This article was written by a labor market economist. He argues that income inequality has reduced consumer demand for goods and services. That, in turn, has reduced the demand for business investment. Consequently, the economic stagnation that has been underway for almost a decade is best explained as a shortfall in aggregate demand. We can't have a full employment economy under conditions of growing inequality.
Some liberal economists agree that we are suffering from a shortfall in aggregate demand. They also believe that monetary policy has been ineffective as a stimulus because interest rates are at the zero lower bound. They argue that fiscal stimulus is necessary but that governments have imposed fiscal austerity which has contributed to economic stagnation.

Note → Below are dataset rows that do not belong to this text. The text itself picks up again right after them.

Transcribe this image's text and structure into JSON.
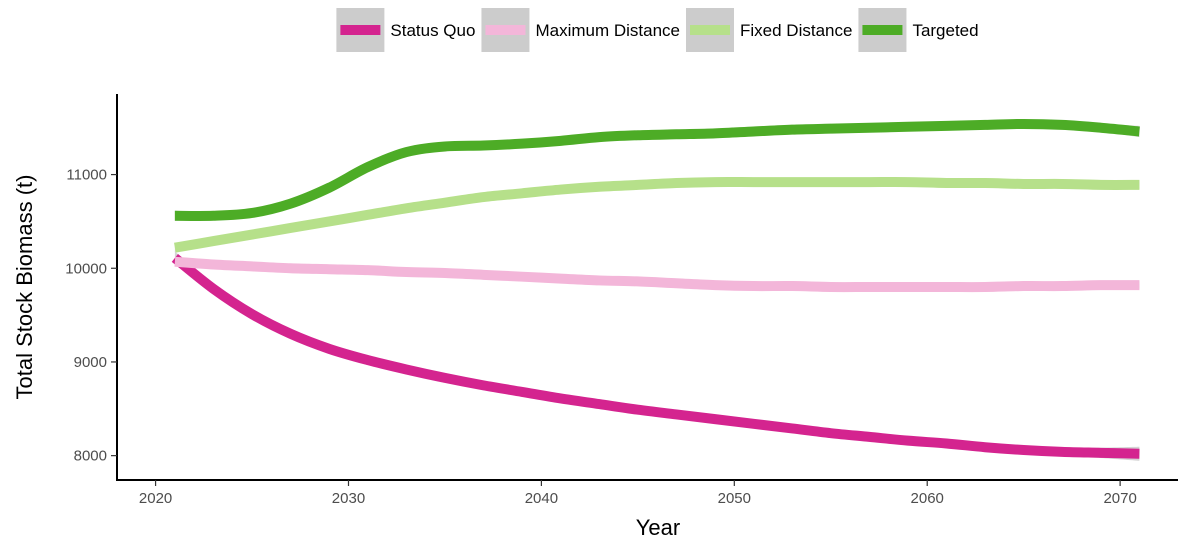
{
  "chart_data": {
    "type": "line",
    "xlabel": "Year",
    "ylabel": "Total Stock Biomass (t)",
    "xlim": [
      2018,
      2073
    ],
    "ylim": [
      7740,
      11860
    ],
    "x_ticks": [
      2020,
      2030,
      2040,
      2050,
      2060,
      2070
    ],
    "x_tick_labels": [
      "2020",
      "2030",
      "2040",
      "2050",
      "2060",
      "2070"
    ],
    "y_ticks": [
      8000,
      9000,
      10000,
      11000
    ],
    "y_tick_labels": [
      "8000",
      "9000",
      "10000",
      "11000"
    ],
    "grid": false,
    "legend_position": "top",
    "confidence_band": true,
    "band_color": "#cccccc",
    "x": [
      2021,
      2023,
      2025,
      2027,
      2029,
      2031,
      2033,
      2035,
      2037,
      2039,
      2041,
      2043,
      2045,
      2047,
      2049,
      2051,
      2053,
      2055,
      2057,
      2059,
      2061,
      2063,
      2065,
      2067,
      2069,
      2071
    ],
    "series": [
      {
        "name": "Status Quo",
        "color": "#d4248f",
        "values": [
          10110,
          9780,
          9510,
          9300,
          9140,
          9020,
          8920,
          8830,
          8750,
          8680,
          8610,
          8550,
          8490,
          8440,
          8390,
          8340,
          8290,
          8240,
          8200,
          8160,
          8130,
          8090,
          8060,
          8040,
          8030,
          8020
        ],
        "band_halfwidth": [
          70,
          30,
          25,
          25,
          25,
          25,
          25,
          25,
          25,
          25,
          25,
          25,
          25,
          25,
          25,
          25,
          25,
          25,
          25,
          25,
          25,
          30,
          35,
          40,
          55,
          75
        ]
      },
      {
        "name": "Maximum Distance",
        "color": "#f3b6d9",
        "values": [
          10070,
          10040,
          10020,
          10000,
          9990,
          9980,
          9960,
          9950,
          9930,
          9910,
          9890,
          9870,
          9860,
          9840,
          9820,
          9810,
          9810,
          9800,
          9800,
          9800,
          9800,
          9800,
          9810,
          9810,
          9820,
          9820
        ],
        "band_halfwidth": [
          45,
          25,
          20,
          20,
          20,
          20,
          20,
          20,
          20,
          20,
          20,
          20,
          20,
          20,
          20,
          20,
          20,
          20,
          20,
          20,
          20,
          20,
          20,
          25,
          30,
          40
        ]
      },
      {
        "name": "Fixed Distance",
        "color": "#b6e08a",
        "values": [
          10220,
          10290,
          10360,
          10430,
          10500,
          10570,
          10640,
          10700,
          10760,
          10800,
          10840,
          10870,
          10890,
          10910,
          10920,
          10920,
          10920,
          10920,
          10920,
          10920,
          10910,
          10910,
          10900,
          10900,
          10890,
          10890
        ],
        "band_halfwidth": [
          45,
          25,
          20,
          20,
          20,
          20,
          20,
          20,
          20,
          20,
          20,
          20,
          20,
          20,
          20,
          20,
          20,
          20,
          20,
          20,
          20,
          20,
          20,
          25,
          30,
          45
        ]
      },
      {
        "name": "Targeted",
        "color": "#4dac26",
        "values": [
          10560,
          10560,
          10590,
          10690,
          10860,
          11080,
          11240,
          11300,
          11310,
          11330,
          11360,
          11400,
          11420,
          11430,
          11440,
          11460,
          11480,
          11490,
          11500,
          11510,
          11520,
          11530,
          11540,
          11530,
          11500,
          11460
        ],
        "band_halfwidth": [
          55,
          30,
          25,
          25,
          25,
          25,
          25,
          25,
          25,
          25,
          25,
          25,
          25,
          25,
          25,
          25,
          25,
          25,
          25,
          25,
          25,
          25,
          25,
          30,
          40,
          60
        ]
      }
    ]
  }
}
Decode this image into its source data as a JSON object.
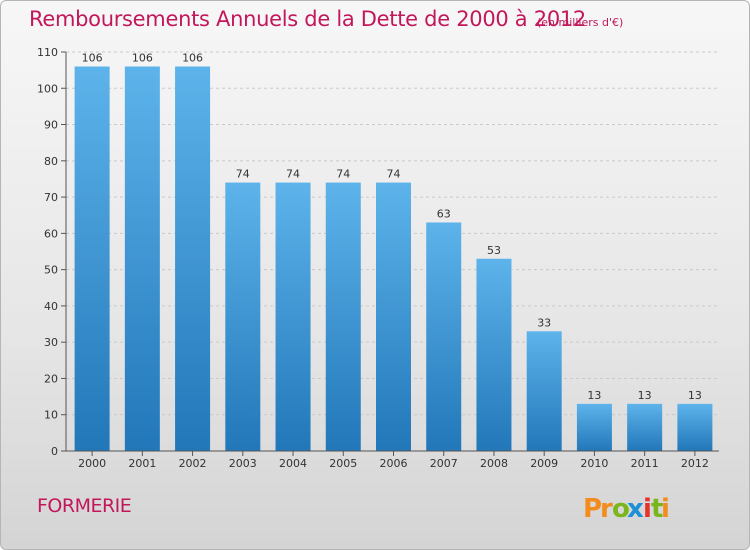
{
  "header": {
    "title": "Remboursements Annuels de la Dette de 2000 à 2012",
    "unit": "(en milliers d'€)"
  },
  "footer": {
    "commune": "FORMERIE",
    "brand": "Proxiti"
  },
  "colors": {
    "title": "#c2185b",
    "bar_light": "#5db3ea",
    "bar_dark": "#2277b9",
    "brand_letters": [
      "#f28c1e",
      "#f28c1e",
      "#7ab51d",
      "#1e90d6",
      "#e6332a",
      "#7ab51d",
      "#f28c1e"
    ]
  },
  "chart_data": {
    "type": "bar",
    "title": "Remboursements Annuels de la Dette de 2000 à 2012",
    "unit": "(en milliers d'€)",
    "categories": [
      "2000",
      "2001",
      "2002",
      "2003",
      "2004",
      "2005",
      "2006",
      "2007",
      "2008",
      "2009",
      "2010",
      "2011",
      "2012"
    ],
    "values": [
      106,
      106,
      106,
      74,
      74,
      74,
      74,
      63,
      53,
      33,
      13,
      13,
      13
    ],
    "ylim": [
      0,
      110
    ],
    "yticks": [
      0,
      10,
      20,
      30,
      40,
      50,
      60,
      70,
      80,
      90,
      100,
      110
    ],
    "grid": true,
    "data_labels": true
  }
}
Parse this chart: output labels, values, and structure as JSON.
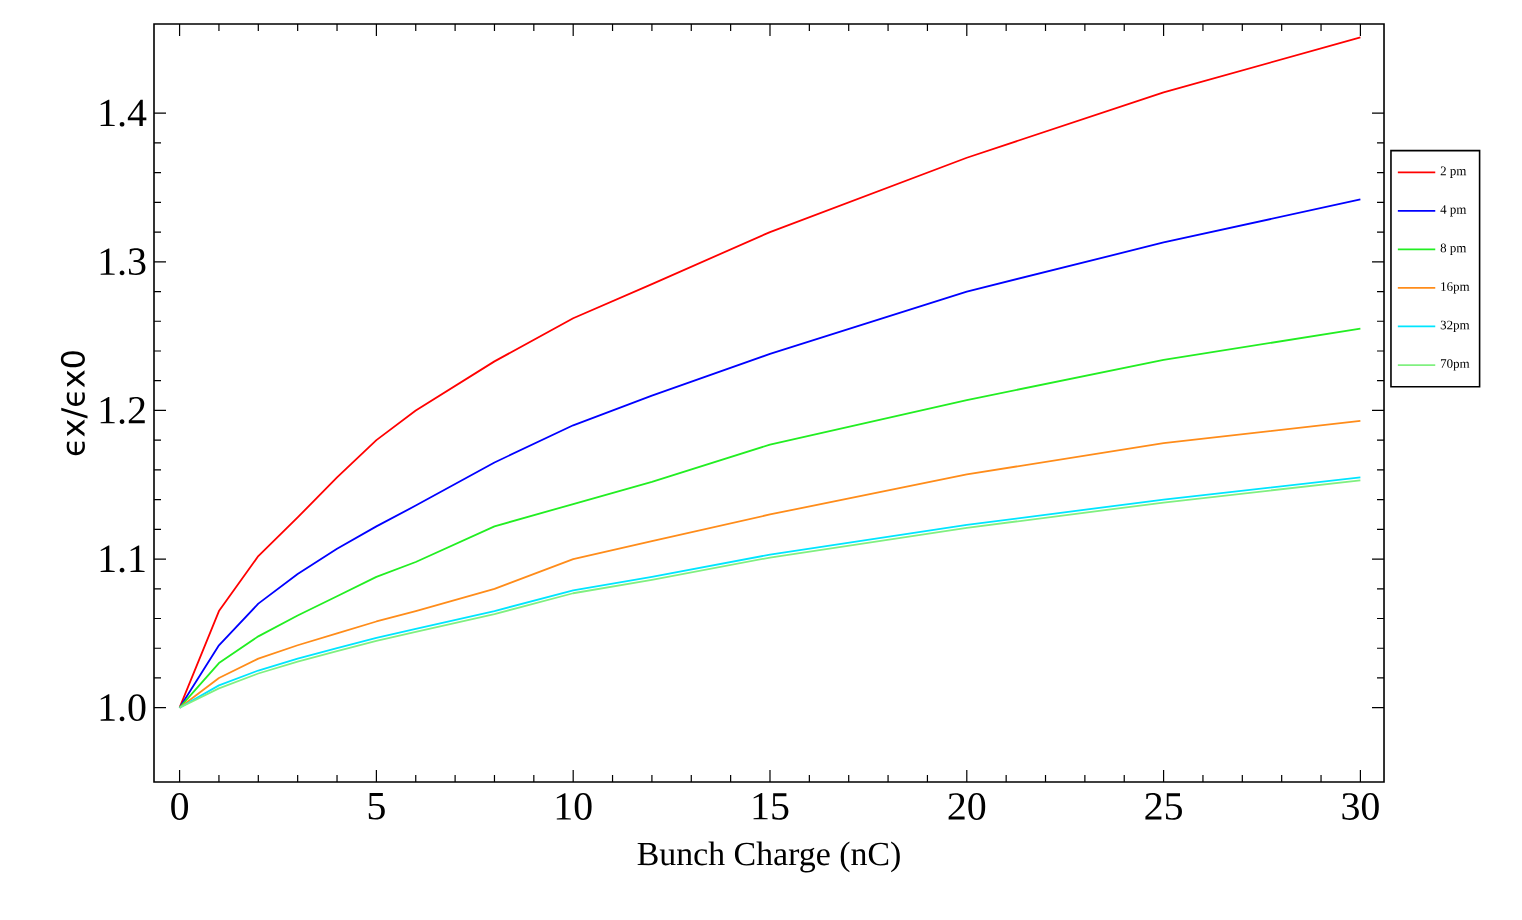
{
  "chart_data": {
    "type": "line",
    "xlabel": "Bunch Charge (nC)",
    "ylabel": "ϵx/ϵx0",
    "x": [
      0,
      1,
      2,
      3,
      4,
      5,
      6,
      8,
      10,
      12,
      15,
      20,
      25,
      30
    ],
    "series": [
      {
        "name": "2 pm",
        "color": "#ff0000",
        "values": [
          1.0,
          1.065,
          1.102,
          1.128,
          1.155,
          1.18,
          1.2,
          1.233,
          1.262,
          1.285,
          1.32,
          1.37,
          1.414,
          1.451
        ]
      },
      {
        "name": "4 pm",
        "color": "#0000ff",
        "values": [
          1.0,
          1.042,
          1.07,
          1.09,
          1.107,
          1.122,
          1.136,
          1.165,
          1.19,
          1.21,
          1.238,
          1.28,
          1.313,
          1.342
        ]
      },
      {
        "name": "8 pm",
        "color": "#22ee22",
        "values": [
          1.0,
          1.03,
          1.048,
          1.062,
          1.075,
          1.088,
          1.098,
          1.122,
          1.137,
          1.152,
          1.177,
          1.207,
          1.234,
          1.255
        ]
      },
      {
        "name": "16pm",
        "color": "#ff8c1a",
        "values": [
          1.0,
          1.02,
          1.033,
          1.042,
          1.05,
          1.058,
          1.065,
          1.08,
          1.1,
          1.112,
          1.13,
          1.157,
          1.178,
          1.193
        ]
      },
      {
        "name": "32pm",
        "color": "#00e5ff",
        "values": [
          1.0,
          1.015,
          1.025,
          1.033,
          1.04,
          1.047,
          1.053,
          1.065,
          1.079,
          1.088,
          1.103,
          1.123,
          1.14,
          1.155
        ]
      },
      {
        "name": "70pm",
        "color": "#80f080",
        "values": [
          1.0,
          1.013,
          1.023,
          1.031,
          1.038,
          1.045,
          1.051,
          1.063,
          1.077,
          1.086,
          1.101,
          1.121,
          1.138,
          1.153
        ]
      }
    ],
    "xlim": [
      -0.65,
      30.6
    ],
    "ylim": [
      0.95,
      1.46
    ],
    "xticks": [
      0,
      5,
      10,
      15,
      20,
      25,
      30
    ],
    "yticks": [
      {
        "value": 1.0,
        "label": "1.0"
      },
      {
        "value": 1.1,
        "label": "1.1"
      },
      {
        "value": 1.2,
        "label": "1.2"
      },
      {
        "value": 1.3,
        "label": "1.3"
      },
      {
        "value": 1.4,
        "label": "1.4"
      }
    ],
    "grid": false,
    "legend": "right",
    "marker": "none",
    "line_style": "solid"
  }
}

Most of them do not believe that income inequality is responsible for economic stagnation.
Conservative economists also reject any relationship between economic stagnation and income inequality. They believe that the labor market is efficient and that labor market participants are rewarded or punished in relation to their contribution to output. They tend to reject the use of monetary policy or fiscal policy. Government intervention will only distort the efficient operation of the idealized competitive market that they worship.
One of the conclusions from this analysis is that soft core and hard core neoliberal models of the economy have shifted western economies away from the goal of a full employment economy. Stagnant growth in wages and consumer demand are the outcome of the move toward an economy that is driven by growth in corporate profits. The financial industry plays a more important role in this economy that it has in the past. So has a poorly managed globalization of the economy and the necessary liberalization of capital movement.
The article concludes with a presentation of an economic model based upon full employment and a well managed form of globalization. This model is based upon a rejection of the key assumptions that underlie soft core and hard core neoliberal ideology which continue to dominate our conception of the macro and micro economy. Understanding the role of these assumptions is probably more important than other contributions in this article. They continue to shape our view of the economic world in which we live.